More often than not though, when management and leadership don't produce results, there is an impasse or block. In individuals an impasse can be the result of fear, personality, over emphasis on character, etc. An organization might be blocked by structure, habit, control mechanisms, or lack of resources. When an impasse occurs, often times management asserts itself, but this makes the problem worse, as it reinforces the blocking mechanism. Leadership is the better tool, but because it is relies on inspiration, it can be weak.
So what can we do? Basically, this is the where the missing leg of the stool comes in. The third leg is the therapeutic aspect, but a more active and approachable term is coaching. The role of the coach is not to manipulate, dictate, or inspire. The role of the coach is to raise awareness. When individuals and organizations become more aware of themselves, the blocks typically resolve on their own. The reason is that an impasse is normally maladaptive behavior that distances the individual or organization from reality, thus they are responding to a disconnected and imagined reality.
(This is not to discount the role of imagination in leadership and creativity. There is a difference between being well grounded in reality and imagining a future that we can aspire to. I am talking about a sterile imagination that inhibits creative action. We all know what it feels like to be around people and organizations that are stuck vs. creative and fun ones.)
There is a lot talk these days about innovation. Every Linked In group under the sun has someone with a theory about how to make innovation happen. A recipe, and technique, a system. However, the solutions are typically based on the false assumption that innovation can be "made" to happen. If you buy into much of this advice, you will have a double impasse, yours, and the original maladaptive behavior.
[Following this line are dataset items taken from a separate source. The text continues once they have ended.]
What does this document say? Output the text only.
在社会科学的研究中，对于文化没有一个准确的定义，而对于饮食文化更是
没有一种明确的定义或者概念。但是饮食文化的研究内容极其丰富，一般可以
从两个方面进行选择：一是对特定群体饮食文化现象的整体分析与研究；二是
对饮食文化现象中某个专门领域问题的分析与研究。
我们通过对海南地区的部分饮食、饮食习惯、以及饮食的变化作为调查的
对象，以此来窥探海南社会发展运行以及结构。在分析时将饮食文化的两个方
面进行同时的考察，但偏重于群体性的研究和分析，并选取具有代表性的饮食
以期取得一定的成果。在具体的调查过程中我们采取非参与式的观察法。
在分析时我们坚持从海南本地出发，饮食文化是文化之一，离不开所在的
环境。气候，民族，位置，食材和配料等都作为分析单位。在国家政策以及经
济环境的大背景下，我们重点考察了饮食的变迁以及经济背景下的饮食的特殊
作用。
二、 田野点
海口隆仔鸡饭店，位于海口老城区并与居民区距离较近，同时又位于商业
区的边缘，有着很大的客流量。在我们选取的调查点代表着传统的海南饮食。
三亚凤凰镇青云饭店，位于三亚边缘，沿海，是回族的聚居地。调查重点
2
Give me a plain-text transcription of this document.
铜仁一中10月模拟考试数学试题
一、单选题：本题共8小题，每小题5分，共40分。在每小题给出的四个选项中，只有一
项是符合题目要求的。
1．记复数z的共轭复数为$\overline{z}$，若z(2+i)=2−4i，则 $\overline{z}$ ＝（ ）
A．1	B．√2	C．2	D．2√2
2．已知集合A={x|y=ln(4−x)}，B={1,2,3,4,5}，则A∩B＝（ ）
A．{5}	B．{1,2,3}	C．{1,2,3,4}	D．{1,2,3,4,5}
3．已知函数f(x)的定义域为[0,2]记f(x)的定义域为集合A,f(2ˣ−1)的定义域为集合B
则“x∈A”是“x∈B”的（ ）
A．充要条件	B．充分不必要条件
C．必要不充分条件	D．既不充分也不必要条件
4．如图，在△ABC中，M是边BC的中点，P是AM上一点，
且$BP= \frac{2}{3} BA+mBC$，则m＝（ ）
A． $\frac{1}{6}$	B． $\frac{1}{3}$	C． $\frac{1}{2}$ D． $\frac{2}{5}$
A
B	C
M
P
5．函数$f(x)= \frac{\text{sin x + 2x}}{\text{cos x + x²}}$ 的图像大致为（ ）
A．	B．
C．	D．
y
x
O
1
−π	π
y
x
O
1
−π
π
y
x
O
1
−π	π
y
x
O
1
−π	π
When you see lack of innovation, look for what is blocking, and try to raise awareness. Once the block gives way, then you can use your management and leadership skills you paid so dearly for.
What I am saying implies that innovation is a natural and healthy response to our environment, not a program or procedure. Like all living things, you cannot command or lead them to grow. If you don't believe me, try it on your house plant. I'll stick to sunshine, water, and nutrients.